Supplementary Material

Supplement 1

Figure S1. Confirmation of allelic quantification by ddPCR, related to Figure 1. A-B. Allelic ddPCR for each of the indicated genes on genomic DNA from hybrid ESCs showing maternal to paternal allelic ratio (A) and allelic counts (B). C. Allelic ddPCR for each of the indicated genes on genomic DNA from B6 or CAST strains. ND, not detected. D. Allelic ddPCR for Peg13 on genomic DNA from B6 or CAST strains mixed at the indicated ratios. Error bars, Poisson 95% confidence interval.

Figure S2. Bisulfite Sanger-sequencing of the Peg13 DMR, related to Figure 2. A. Bisulfite Sanger-sequencing in ESCs and iNs indicating methylated (closed circles) and unmethylated (open circles) CpGs.

Figure S3. Characterization of DEL2 chromatin structure, related to Figure 4. A. Diagram of the Peg13 DMR depicting the CRISPR-mediated deletions of DEL2. Genomic tracks show single-end mapping of Hi-C genomic DNA. B. Agarose gel showing PCR products from the clonal ESC line using primers spanning the Peg13 DMR. Deletion products were validated by Sanger sequencing to determine parent-of-origin. C. Allelic region capture Hi-C of DEL2 ESCs. D. Virtual 4C analysis of DEL2 ESC region capture Hi-C.

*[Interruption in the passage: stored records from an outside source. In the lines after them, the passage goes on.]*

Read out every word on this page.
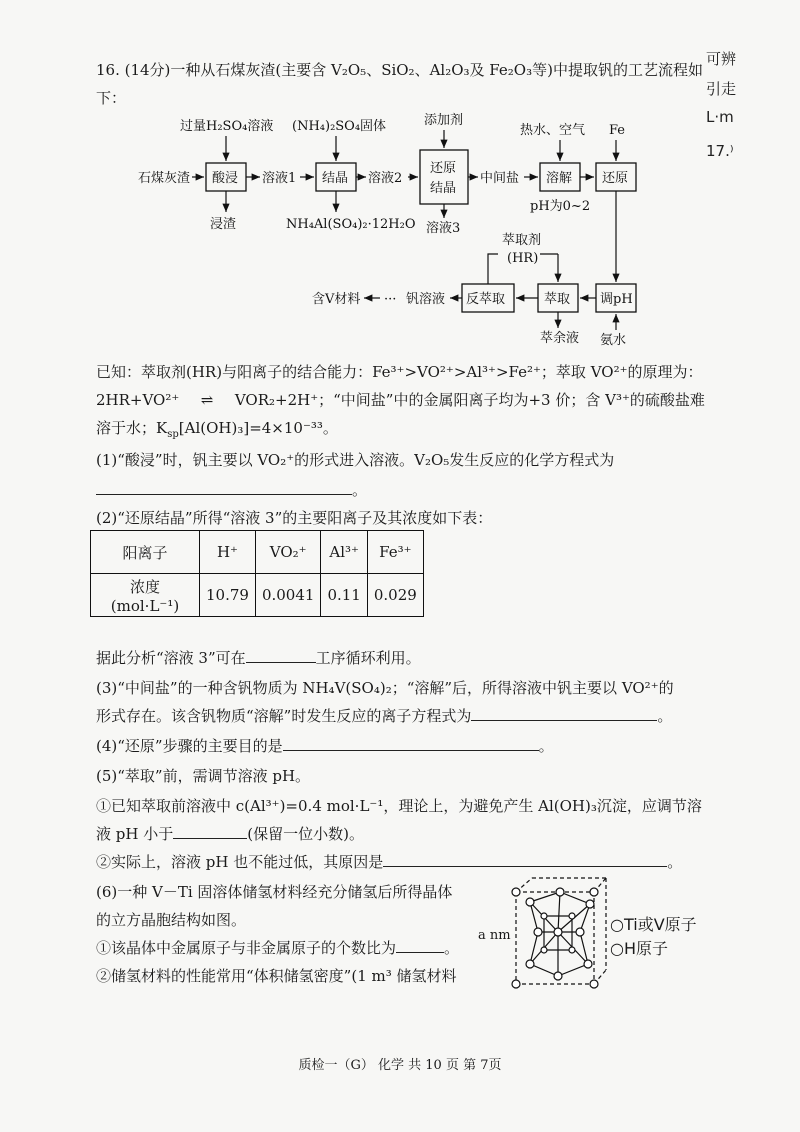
可辨
引走
L·m
17.⁾
16. (14分)一种从石煤灰渣(主要含 V₂O₅、SiO₂、Al₂O₃及 Fe₂O₃等)中提取钒的工艺流程如
下：
石煤灰渣 酸浸
过量H₂SO₄溶液
浸渣
溶液1 结晶
(NH₄)₂SO₄固体
NH₄Al(SO₄)₂·12H₂O
溶液2
添加剂
还原
结晶
溶液3
中间盐
热水、空气
溶解
pH为0~2
Fe
还原
调pH
氨水
萃取
萃余液
萃取剂
(HR)
反萃取
钒溶液
···
含V材料
已知：萃取剂(HR)与阳离子的结合能力：Fe³⁺>VO²⁺>Al³⁺>Fe²⁺；萃取 VO²⁺的原理为：
2HR+VO²⁺ ⇌ VOR₂+2H⁺；“中间盐”中的金属阳离子均为+3 价；含 V³⁺的硫酸盐难
溶于水；$K_{sp}[Al(OH)_3]=4\times 10^{-33}$。
(1)“酸浸”时，钒主要以 VO₂⁺的形式进入溶液。V₂O₅发生反应的化学方程式为
。
(2)“还原结晶”所得“溶液 3”的主要阳离子及其浓度如下表：
阳离子	H⁺	VO₂⁺	Al³⁺	Fe³⁺
浓度(mol·L⁻¹)	10.79	0.0041	0.11	0.029
据此分析“溶液 3”可在	工序循环利用。
(3)“中间盐”的一种含钒物质为 NH₄V(SO₄)₂；“溶解”后，所得溶液中钒主要以 VO²⁺的
形式存在。该含钒物质“溶解”时发生反应的离子方程式为	。
(4)“还原”步骤的主要目的是	。
(5)“萃取”前，需调节溶液 pH。
①已知萃取前溶液中 c(Al³⁺)=0.4 mol·L⁻¹，理论上，为避免产生 Al(OH)₃沉淀，应调节溶
液 pH 小于	(保留一位小数)。
②实际上，溶液 pH 也不能过低，其原因是	。
(6)一种 V－Ti 固溶体储氢材料经充分储氢后所得晶体
的立方晶胞结构如图。
①该晶体中金属原子与非金属原子的个数比为	。
②储氢材料的性能常用“体积储氢密度”(1 m³ 储氢材料
a nm
○Ti或V原子
○H原子
质检一（G） 化学 共 10 页 第 7页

Figure S4. Enhancer activation gene expression profiles, related to Figure 6. A. ENCODE tracks across mouse tissues for H3K27ac. B. Targeted nanopore sequencing of native genomic DNA of the Kcnk9 TSS to determine CpG methylation levels in WT ESCs and iNs. C. Quantification of (B). D. Total Peg13 expression as measured by RT-qPCR after guiding dCas9-VPR to the indicated target sites in WT ESCs. Not that this was not done in DEL ESCs as the Peg13 promoter is deleted in those cell lines. CTL samples were transfected with the sgRNA plasmid backbone with no sgRNAs inserted. E-F. Total expression of Trappc9 (E) and Ago2 (F) as measured by RT-qPCR after guiding dCas9-VPR to the indicated target sites in WT and DEL ESCs.